The exact number of drones has not been disclosed, but the deal is worth $20 million (around ₹140 crores), and therefore the delivery will take around one year. IdeaForge won out over other documented companies like Israel’s top UAV manufacturer Elbit, the Tata Group, Dynamatic Technologies Ltd, and VTOL Aviation. Indian Army on the search for new carbines: The Indian Army has issued a fresh request to the procurement of 93,895 carbines after the last process with the United Arab Emirates (UAE). Caracal was dumped in September last year. The Request for Information (RFI) has been issued to all major foreign small arms manufacturers, including Caracal, Sig Sauer, Beretta, and Kalashnikov. The first difference in this point is that the RFIs have also been issued to Indian firms, just like the Ordnance Factory Board (OFB), Reliance Defence, SSS Defence, Bharat Forge, and PLR Systems, among others.

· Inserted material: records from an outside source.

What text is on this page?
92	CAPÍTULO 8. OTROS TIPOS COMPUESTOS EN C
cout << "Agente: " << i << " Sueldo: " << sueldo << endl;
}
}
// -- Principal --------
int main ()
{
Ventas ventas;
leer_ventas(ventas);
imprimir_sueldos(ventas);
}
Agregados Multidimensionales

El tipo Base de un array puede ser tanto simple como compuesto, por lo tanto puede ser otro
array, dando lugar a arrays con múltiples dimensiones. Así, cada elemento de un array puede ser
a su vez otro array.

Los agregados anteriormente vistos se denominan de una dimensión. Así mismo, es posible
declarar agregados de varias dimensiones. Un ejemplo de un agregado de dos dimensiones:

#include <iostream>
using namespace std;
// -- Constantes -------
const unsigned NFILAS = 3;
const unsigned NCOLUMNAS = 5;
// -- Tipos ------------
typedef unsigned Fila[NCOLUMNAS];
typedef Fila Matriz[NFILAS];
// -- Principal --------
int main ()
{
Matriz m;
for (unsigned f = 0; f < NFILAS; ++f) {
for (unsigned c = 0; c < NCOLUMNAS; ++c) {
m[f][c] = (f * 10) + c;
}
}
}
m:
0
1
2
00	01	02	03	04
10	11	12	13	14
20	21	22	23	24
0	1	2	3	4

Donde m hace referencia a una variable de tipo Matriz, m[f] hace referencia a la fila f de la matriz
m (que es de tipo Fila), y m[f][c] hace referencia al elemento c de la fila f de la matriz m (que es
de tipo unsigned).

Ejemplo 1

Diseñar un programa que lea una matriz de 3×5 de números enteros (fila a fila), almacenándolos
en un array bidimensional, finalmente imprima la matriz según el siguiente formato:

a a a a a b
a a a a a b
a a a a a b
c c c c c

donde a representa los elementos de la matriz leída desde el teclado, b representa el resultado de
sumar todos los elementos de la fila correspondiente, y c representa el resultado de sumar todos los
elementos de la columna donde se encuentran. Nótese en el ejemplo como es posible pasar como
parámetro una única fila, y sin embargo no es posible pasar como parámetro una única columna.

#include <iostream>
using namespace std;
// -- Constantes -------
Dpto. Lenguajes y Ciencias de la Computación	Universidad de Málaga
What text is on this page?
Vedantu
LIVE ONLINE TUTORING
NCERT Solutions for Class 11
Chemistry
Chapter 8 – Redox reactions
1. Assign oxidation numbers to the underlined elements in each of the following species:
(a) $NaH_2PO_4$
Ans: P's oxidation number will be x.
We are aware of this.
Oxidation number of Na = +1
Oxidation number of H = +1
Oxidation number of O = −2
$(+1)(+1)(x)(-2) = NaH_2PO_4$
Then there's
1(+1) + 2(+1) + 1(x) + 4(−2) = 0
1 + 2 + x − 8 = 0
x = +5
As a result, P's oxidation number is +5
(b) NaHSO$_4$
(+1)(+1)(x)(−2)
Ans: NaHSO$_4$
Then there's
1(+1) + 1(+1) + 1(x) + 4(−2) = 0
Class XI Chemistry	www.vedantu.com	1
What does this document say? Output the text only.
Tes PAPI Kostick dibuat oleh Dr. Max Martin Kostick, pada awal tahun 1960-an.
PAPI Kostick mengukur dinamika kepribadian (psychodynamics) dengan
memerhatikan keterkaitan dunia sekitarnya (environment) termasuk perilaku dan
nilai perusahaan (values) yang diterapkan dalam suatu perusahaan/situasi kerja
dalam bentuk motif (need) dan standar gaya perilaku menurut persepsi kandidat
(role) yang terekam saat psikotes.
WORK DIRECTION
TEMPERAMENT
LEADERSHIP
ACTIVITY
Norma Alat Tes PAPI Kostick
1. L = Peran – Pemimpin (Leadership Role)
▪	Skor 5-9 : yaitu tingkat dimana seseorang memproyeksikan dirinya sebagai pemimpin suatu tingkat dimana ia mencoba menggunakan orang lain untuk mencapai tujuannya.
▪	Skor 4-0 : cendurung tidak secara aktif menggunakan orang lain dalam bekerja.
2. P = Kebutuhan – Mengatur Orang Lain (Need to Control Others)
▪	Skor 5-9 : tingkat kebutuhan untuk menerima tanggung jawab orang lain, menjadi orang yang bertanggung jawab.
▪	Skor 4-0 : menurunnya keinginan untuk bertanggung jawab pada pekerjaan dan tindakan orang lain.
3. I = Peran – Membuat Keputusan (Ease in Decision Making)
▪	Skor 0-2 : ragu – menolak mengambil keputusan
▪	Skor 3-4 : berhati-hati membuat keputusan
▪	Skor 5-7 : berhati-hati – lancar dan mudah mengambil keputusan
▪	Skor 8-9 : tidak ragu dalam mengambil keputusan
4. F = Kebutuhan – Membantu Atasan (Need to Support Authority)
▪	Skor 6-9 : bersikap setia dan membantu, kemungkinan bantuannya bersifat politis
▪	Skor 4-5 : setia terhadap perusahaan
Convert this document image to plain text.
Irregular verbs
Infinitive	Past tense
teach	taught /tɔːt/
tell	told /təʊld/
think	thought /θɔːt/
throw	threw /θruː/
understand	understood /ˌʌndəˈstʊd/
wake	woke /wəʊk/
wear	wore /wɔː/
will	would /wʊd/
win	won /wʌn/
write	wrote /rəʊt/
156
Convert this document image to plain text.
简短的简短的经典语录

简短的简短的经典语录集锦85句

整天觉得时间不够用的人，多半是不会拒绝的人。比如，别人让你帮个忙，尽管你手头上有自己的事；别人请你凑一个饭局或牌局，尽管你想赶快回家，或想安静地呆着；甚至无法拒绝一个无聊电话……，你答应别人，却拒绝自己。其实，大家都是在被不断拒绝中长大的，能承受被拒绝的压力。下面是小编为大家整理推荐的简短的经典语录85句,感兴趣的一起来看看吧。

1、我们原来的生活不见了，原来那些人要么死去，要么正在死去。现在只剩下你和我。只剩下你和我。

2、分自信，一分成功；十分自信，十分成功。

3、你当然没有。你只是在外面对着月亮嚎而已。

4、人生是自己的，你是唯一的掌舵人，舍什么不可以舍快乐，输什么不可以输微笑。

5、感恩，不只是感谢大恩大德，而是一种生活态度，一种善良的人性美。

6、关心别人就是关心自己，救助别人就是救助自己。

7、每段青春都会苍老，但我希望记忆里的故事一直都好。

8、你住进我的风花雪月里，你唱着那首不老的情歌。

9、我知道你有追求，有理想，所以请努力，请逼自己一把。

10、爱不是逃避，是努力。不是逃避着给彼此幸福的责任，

Government sanctions six new’ eyes within the sky’ worth ₹10,994 crores: In another boost to ‘Make in India,’ the Defence Acquisition Council gave its go-ahead for the DRDO to develop 6 new Airborne Early Warning and Control (AEW&C) planes in September last year. With ₹10,994 crores budget, these new planes will act as “eyes within the sky” for the Air Force of India. They will also cover a vital gap in India’s security preparedness. The Indian Navy is going to be getting new UAVs to strengthen maritime surveillance. In September 2020, the Defence Acquisition Council, chaired by Union Minister Rajnath Singh, also approved the Navy’s proposal to accumulate ship-launched, unmanned aerial systems for ₹1,000 crores, which can allow the force to possess a far better maritime knowledge while on the move. Hindustan Aeronautics Limited (HAL) got an invitation for a proposal for its HTT- 40 trainer aircraft from India’s Ministry of Defence. Apart from the Tejas fighter jets, the Ministry of Defence is additionally looking into acquiring HTT-40 trainer jets from HAL. The company showcased the prototype back in 2016, and its development is going to be a huge boost of domestic production in India.